Erstaunlich lange blieb die Republik Ungarn ein weisser Fleck auf meiner persönlichen Stadionkarte. Und dies obwohl sich eine allfällige Anreise simpel gestaltet und das Land auch in preislicher Hinsicht gewissen Reiz ausübt. Dass es nun endlich soweit ist, habe ich vor allem meiner guten Kollegin Selma zu verdanken. Als Stewardess tätig, vermachte sie mir zum Geburtstag einen ihrer Standby-Flüge. So konnte ich gratis und auf direktem Wege von Zürich in die ungarische Hauptstadt fliegen. Einziges Kriterium dieser sogenannten «Standby-Reisen» ist, dass eine Mitnahme nur möglich ist, wenn im Flugzeug mindestens ein Sitzplatz frei bleibt. Bei einem innereuropäischen Kurzstreckenflug beträgt dieses kleine Restrisiko beinahe null. Um dennoch sicherzugehen, entschied ich mich, diese Reise alleine anzutreten. So würde im unwahrscheinlichen Falle eines persönlichen «Groundings» nicht noch ein Mitreisender betroffen sein.
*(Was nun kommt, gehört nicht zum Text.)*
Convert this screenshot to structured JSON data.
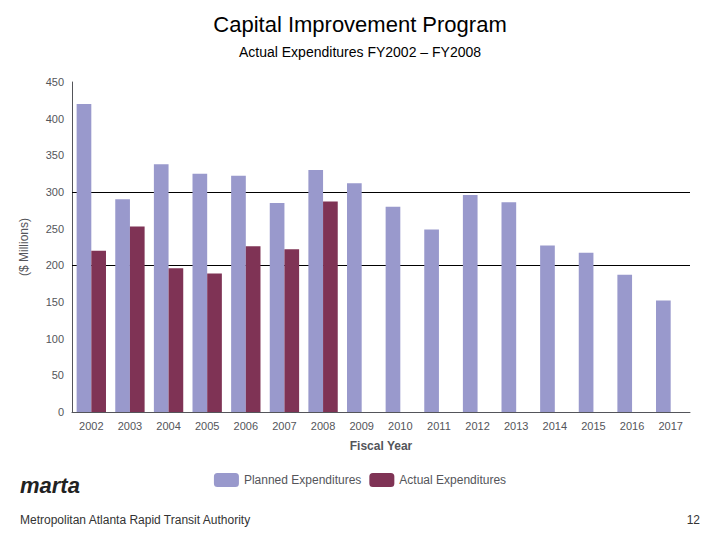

Nachdem ich die gewünschten Reisezeitraum auf sechs Tage im Juli der Flight Attendant meines Vertrauens mitgeteilt hatte und auch sie die Chancen auf eine Mitnahme als sehr gross einschätzte, ging es an die Planung. Zusammen mit den beiden europäischen Wettbewerben bastelte ich mir ein anständiges Programm rund um das Stadtderby von Budapest am Sonntagabend. Dabei spielte diese Partie hier aber keine Rolle, schliesslich wusste ich auch einfach nicht von ihr. Der Zufall wollte es, dass ich beim Besichtigen der neuen Spielstätte von MTK Budapest an diesem Stadion vorbei lief. Für ein kurzes Foto passierte ich die offenen Tore und wurde wenig später vom Platzwart darüber aufgeklärt, dass hier am heutigen Abend ein Testspiel gegen einen weiteren Zweitligisten über die Bühne gehen sollte.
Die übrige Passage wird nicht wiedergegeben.